Mid way through the week some of us took a breather to explore our surroundings, visiting ancient Romanesque villages like Salardu that houses a famous crucifix that is one of the treasures of Pyrenean art, a tapas evening in charming Vielha and a day trip deep into the Vall de Boi whose 11th and 12th century churches rival those of Northern Italy. Located in the middle of nowhere these impressive cloisters, altarpieces, paintings and sculptures have remained largely intact through the centuries.
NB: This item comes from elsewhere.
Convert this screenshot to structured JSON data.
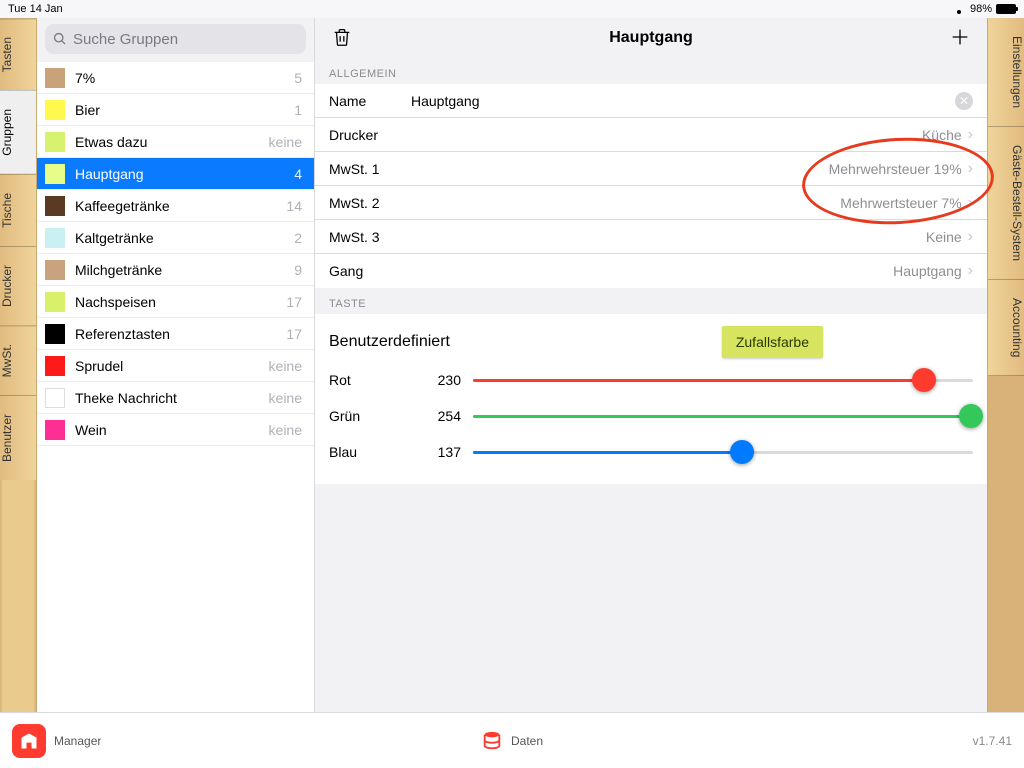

Such were memories that together with the seductive pull of a Mediterranean style skiing experience left me wanting to return to Baqueira Beret and someday soon!
Getting to Baqueira Beret
The cheapest and easiest point of entry is via Toulouse in France for UK travellers. Barcelona has better flight options from UK airports and the draw of a combined stay. EasyJet flies daily from London Gatwick (1 hour 45 ms from £75 return) to Toulouse. British Airways London Heathrow from £130 round trip to Toulouse
See www.baqueira.es for information on accommodation, transfers, prices and snow update.